Arrow-right Camera
The Spokesman-Review Newspaper
Spokane, Washington  Est. May 19, 1883

Women’s Groups Say Nike Ads Don’t Jibe With Workers’ Realities

Steven Greenhouse New York Times

A coalition of women’s groups has attacked Nike as hypocritical for its new television commercials that feature female athletes, asserting that something is wrong when the company calls for empowering American women but pays its largely female overseas work force poorly.

The commercials show women saying they will be stronger, healthier and more independent if they are allowed to play sports.

In a letter to Nike’s chairman, Philip Knight, the coalition, which includes the National Organization for Women and the Ms.
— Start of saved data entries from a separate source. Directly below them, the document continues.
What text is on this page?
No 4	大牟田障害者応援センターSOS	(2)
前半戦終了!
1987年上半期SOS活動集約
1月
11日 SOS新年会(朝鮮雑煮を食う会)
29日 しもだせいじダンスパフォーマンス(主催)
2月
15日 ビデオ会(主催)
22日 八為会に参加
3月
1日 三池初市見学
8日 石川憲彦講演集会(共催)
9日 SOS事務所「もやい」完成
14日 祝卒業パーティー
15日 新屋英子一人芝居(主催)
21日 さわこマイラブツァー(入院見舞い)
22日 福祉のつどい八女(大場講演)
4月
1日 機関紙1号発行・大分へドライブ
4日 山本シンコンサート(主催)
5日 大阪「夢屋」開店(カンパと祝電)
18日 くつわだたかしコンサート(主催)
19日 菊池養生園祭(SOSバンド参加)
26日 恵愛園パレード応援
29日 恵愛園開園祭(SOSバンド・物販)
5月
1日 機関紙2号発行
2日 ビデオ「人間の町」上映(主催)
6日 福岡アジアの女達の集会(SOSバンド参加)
Foundation for Women, wrote, “While the women who wear Nike shoes in the United States are encouraged to perform their best, the Indonesian, Vietnamese and Chinese women making the shoes often suffer from inadequate wages, corporal punishment, forced overtime and/or sexual harassment.”

Eleanor Smeal, president of Feminist Majority, a research and advocacy group, said: “The message in the empowerment ad is strong, but there’s a disconnect between that message and the way Nike pays and treats its workers, especially its women workers. The sweatshops, which all of us thought were a thing of the past, are back again. And just like the feminists at the turn of the century fought them, it’s incumbent on us to do the same.”
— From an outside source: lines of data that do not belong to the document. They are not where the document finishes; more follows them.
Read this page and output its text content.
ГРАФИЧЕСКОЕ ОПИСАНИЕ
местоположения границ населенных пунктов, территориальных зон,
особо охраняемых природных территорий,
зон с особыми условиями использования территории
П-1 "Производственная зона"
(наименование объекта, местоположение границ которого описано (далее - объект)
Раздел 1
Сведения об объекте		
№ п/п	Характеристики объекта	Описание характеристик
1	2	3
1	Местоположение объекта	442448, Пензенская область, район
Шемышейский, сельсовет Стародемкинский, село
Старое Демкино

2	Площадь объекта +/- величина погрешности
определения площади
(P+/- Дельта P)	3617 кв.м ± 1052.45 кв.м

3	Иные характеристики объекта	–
Nike’s factories have become a target for labor rights groups, which have repeatedly said that they pay too little and force workers to toil in poor conditions.
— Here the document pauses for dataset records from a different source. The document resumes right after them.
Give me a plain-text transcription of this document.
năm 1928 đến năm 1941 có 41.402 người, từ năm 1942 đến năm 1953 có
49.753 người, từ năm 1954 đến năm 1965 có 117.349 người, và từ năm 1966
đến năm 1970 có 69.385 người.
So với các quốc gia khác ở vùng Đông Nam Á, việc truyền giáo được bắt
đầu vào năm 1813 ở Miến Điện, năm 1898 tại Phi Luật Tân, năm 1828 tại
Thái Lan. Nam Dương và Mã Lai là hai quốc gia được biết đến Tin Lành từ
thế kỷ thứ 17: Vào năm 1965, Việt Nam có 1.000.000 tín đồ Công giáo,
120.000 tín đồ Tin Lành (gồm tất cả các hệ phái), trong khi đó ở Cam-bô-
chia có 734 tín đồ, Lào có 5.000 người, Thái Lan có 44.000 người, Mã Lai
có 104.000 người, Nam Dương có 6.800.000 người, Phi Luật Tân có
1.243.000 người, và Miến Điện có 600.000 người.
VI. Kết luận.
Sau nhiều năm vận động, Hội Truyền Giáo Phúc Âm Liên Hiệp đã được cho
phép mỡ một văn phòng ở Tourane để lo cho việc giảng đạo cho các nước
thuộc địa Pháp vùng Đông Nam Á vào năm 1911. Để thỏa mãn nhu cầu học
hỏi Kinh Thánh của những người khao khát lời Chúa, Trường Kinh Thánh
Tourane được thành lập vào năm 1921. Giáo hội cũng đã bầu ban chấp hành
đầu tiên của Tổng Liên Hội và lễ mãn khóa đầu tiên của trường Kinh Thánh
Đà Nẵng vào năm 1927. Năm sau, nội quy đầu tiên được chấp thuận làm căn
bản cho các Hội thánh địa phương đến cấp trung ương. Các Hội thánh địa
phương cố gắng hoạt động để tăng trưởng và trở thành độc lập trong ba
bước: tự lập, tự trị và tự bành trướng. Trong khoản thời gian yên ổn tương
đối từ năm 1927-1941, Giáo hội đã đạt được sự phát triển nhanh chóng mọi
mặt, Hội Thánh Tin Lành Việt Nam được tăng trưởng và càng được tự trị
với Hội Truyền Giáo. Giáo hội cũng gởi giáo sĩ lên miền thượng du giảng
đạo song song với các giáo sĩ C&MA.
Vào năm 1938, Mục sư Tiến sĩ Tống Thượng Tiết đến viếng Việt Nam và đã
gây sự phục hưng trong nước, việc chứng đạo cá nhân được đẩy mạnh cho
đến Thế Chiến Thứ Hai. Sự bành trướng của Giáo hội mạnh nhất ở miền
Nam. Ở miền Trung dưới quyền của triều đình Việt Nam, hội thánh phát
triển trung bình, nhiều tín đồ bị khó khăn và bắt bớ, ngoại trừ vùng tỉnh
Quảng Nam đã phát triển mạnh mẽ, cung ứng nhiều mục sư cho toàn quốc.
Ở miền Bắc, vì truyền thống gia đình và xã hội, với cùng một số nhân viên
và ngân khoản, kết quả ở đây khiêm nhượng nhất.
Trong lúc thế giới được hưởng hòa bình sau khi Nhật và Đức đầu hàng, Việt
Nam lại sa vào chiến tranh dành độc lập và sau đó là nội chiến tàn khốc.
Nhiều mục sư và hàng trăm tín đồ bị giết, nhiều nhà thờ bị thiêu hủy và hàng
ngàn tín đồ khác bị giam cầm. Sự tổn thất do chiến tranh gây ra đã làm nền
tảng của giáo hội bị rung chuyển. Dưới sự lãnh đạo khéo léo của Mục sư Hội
Global Exchange, a human rights group in San Francisco that has often attacked Nike, seized on the new television commercials to rally women’s groups behind a new effort to criticize the company.

The coalition is calling on Nike to let local independent monitors inspect factories in Asia and to increase pay, suggesting that its wages in Vietnam be raised to $3 a day from $1.60 a day. Vada Manager, a Nike spokesman, said the women’s groups misunderstood Nike’s role in Asia, adding that its factories in Vietnam, Indonesia and China pay considerably more than do most factories in those countries.

“Nike has created some 500,000 superior jobs with good wages around the world in developing economies,” Manager said. “The job opportunities that we have provided to women and men in developing economies like Vietnam and Indonesia have provided a bridge of opportunity for these individuals to have a much better quality of life.”

Smeal said, “We think it’s great they’re providing jobs. It’s just that the level of the wages should be increased and the working conditions improved.”

Others who signed the letter to Nike include Alice Walker, the author, Rep. Maxine Waters, D-Calif., the Black Women’s Agenda and the Coalition of Labor Union Women.

The coalition’s letter said many of Nike’s workers in Vietnam could “barely afford three meals a day let alone transportation, rent, clothing, health care and much more.” But Nike officials pointed to a recent study by Dartmouth College researchers that concluded that Nike’s daily wages in Vietnam were four times the cost of obtaining three meals a day there. The study was funded by Nike.

The letter also faulted Nike for physically abusing workers, referring to an incident in Vietnam in which a manager punished workers by making them run laps in the sun.

Manager acknowledged occasional abuses and said the abusive managers had been dismissed. He added that the company’s factories had passed inspections by Andrew Young, the civil rights leader.